Helen Parker, a clinical psychologist from Chilmark, who previously expressed concerns about the Vineyard Wind’s project to the Martha’s Vineyard Commission, told the commission the wind turbines would create harmful infrasound.
“Infrasound, which is sound under the ability of the human ear to hear,” is damaging to humans and marine life, Parker said.
She said she’s worked with people affected by infrasound in Falmouth and Bourne, as well as outside the U.S.
“I have experts who have staked their professional reputation on the fact that these are going to send infrasound to all of the Vineyard and Nantucket,” she said. “It’s going to scramble a lot of people’s brains.”

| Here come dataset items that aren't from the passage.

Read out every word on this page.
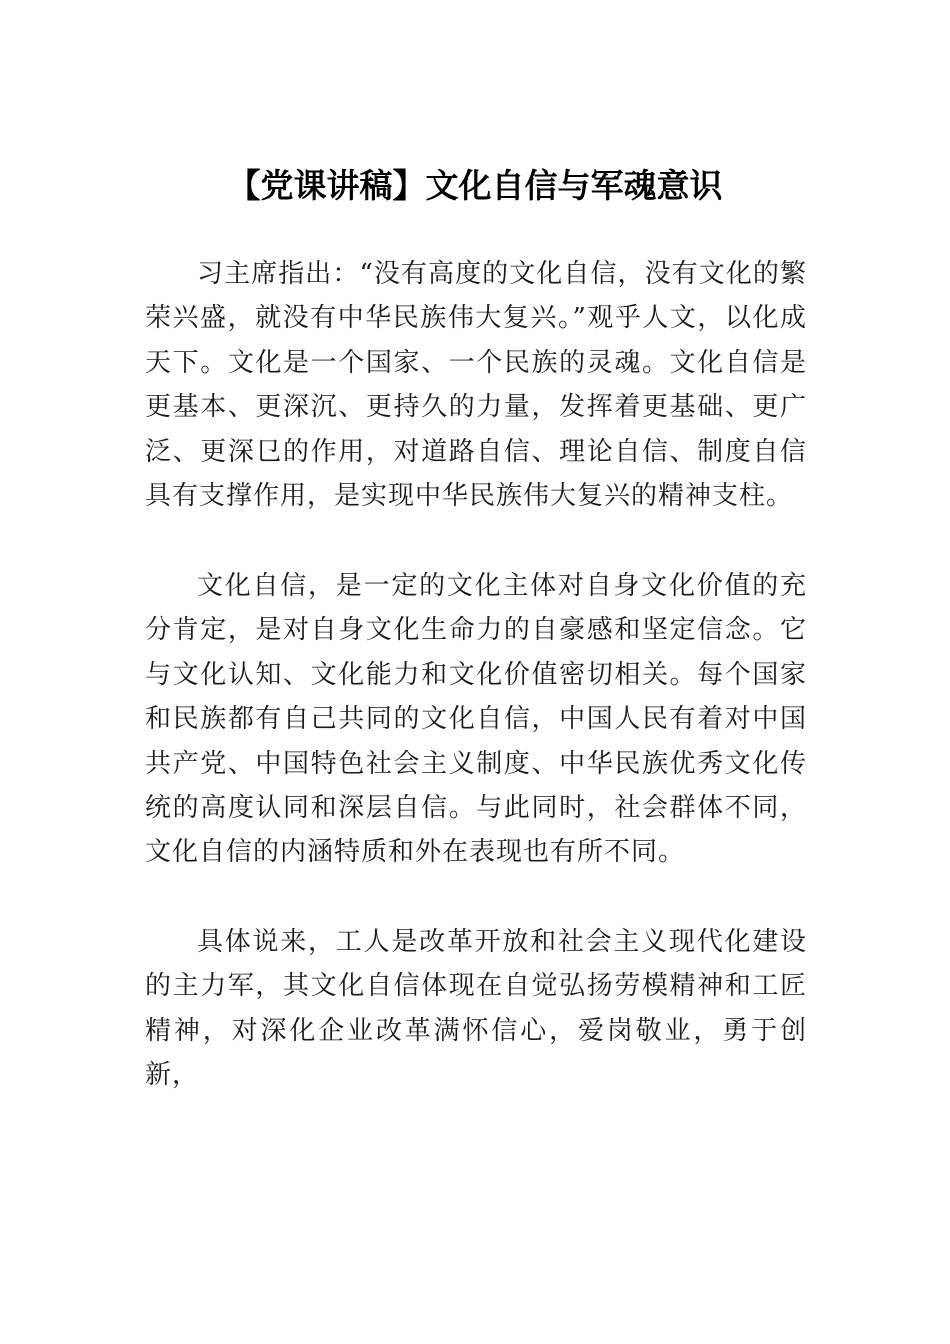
【党课讲稿】文化自信与军魂意识

习主席指出：“没有高度的文化自信，没有文化的繁荣兴盛，就没有中华民族伟大复兴。”观乎人文，以化成天下。文化是一个国家、一个民族的灵魂。文化自信是更基本、更深沉、更持久的力量，发挥着更基础、更广泛、更深㔾的作用，对道路自信、理论自信、制度自信具有支撑作用，是实现中华民族伟大复兴的精神支柱。

文化自信，是一定的文化主体对自身文化价值的充分肯定，是对自身文化生命力的自豪感和坚定信念。它与文化认知、文化能力和文化价值密切相关。每个国家和民族都有自己共同的文化自信，中国人民有着对中国共产党、中国特色社会主义制度、中华民族优秀文化传统的高度认同和深层自信。与此同时，社会群体不同，文化自信的内涵特质和外在表现也有所不同。

具体说来，工人是改革开放和社会主义现代化建设的主力军，其文化自信体现在自觉弘扬劳模精神和工匠精神，对深化企业改革满怀信心，爱岗敬业，勇于创新，
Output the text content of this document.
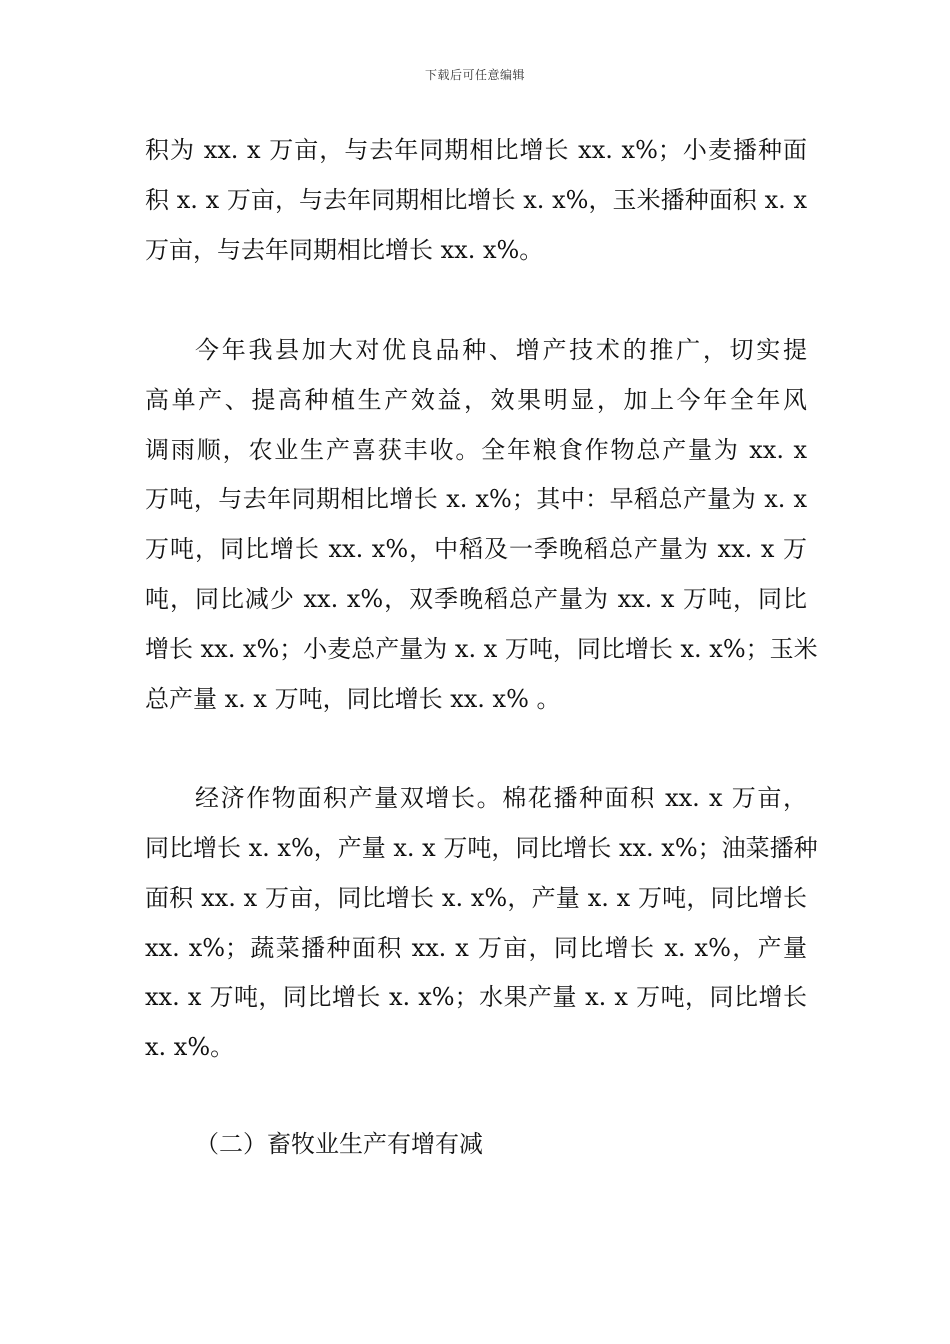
下载后可任意编辑
积为 xx. x 万亩，与去年同期相比增长 xx. x%；小麦播种面
积 x. x 万亩，与去年同期相比增长 x. x%，玉米播种面积 x. x
万亩，与去年同期相比增长 xx. x%。
今年我县加大对优良品种、增产技术的推广，切实提
高单产、提高种植生产效益，效果明显，加上今年全年风
调雨顺，农业生产喜获丰收。全年粮食作物总产量为 xx. x
万吨，与去年同期相比增长 x. x%；其中：早稻总产量为 x. x
万吨，同比增长 xx. x%，中稻及一季晚稻总产量为 xx. x 万
吨，同比减少 xx. x%，双季晚稻总产量为 xx. x 万吨，同比
增长 xx. x%；小麦总产量为 x. x 万吨，同比增长 x. x%；玉米
总产量 x. x 万吨，同比增长 xx. x% 。
经济作物面积产量双增长。棉花播种面积 xx. x 万亩，
同比增长 x. x%，产量 x. x 万吨，同比增长 xx. x%；油菜播种
面积 xx. x 万亩，同比增长 x. x%，产量 x. x 万吨，同比增长
xx. x%；蔬菜播种面积 xx. x 万亩，同比增长 x. x%，产量
xx. x 万吨，同比增长 x. x%；水果产量 x. x 万吨，同比增长
x. x%。
（二）畜牧业生产有增有减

She said there was extensive research on infrasound, dating back to the 1970s.
“This is the first that I’ve heard that there’s research, and there’s some infrasound effect,” Nathaniel Mayo, manager of development and policy at Vineyard Wind, said.
Parker also said Vineyard Wind and the Bureau of Ocean Energy Management (BOEM) have produced misleading elevation models that show the turbines will be barely visible or not visible in the horizon off the Vineyard. She said they will be.
“These turbines are 795 feet tall — 795 feet is taller than the Prudential Tower,” she said.
The Prudential Tower is 750 feet architecturally, or 920 feet including its antenna, according to the Council on Tall Buildings and Urban Habitat.
Mayo rebutted Parker’s assertion, and said the towers would be 691 feet tall.
“People around the world are watching this because this is a huge installation — the largest in the world,” Parker said.
Johnston said turbine commentary was “not necessarily jurisdictional to this discussion.”
Some discussion also took place about electromagnetic fields.
Johnston told the commission the cable is slated to be buried in the spring of 2021. “We’re hoping for a March start,” she said.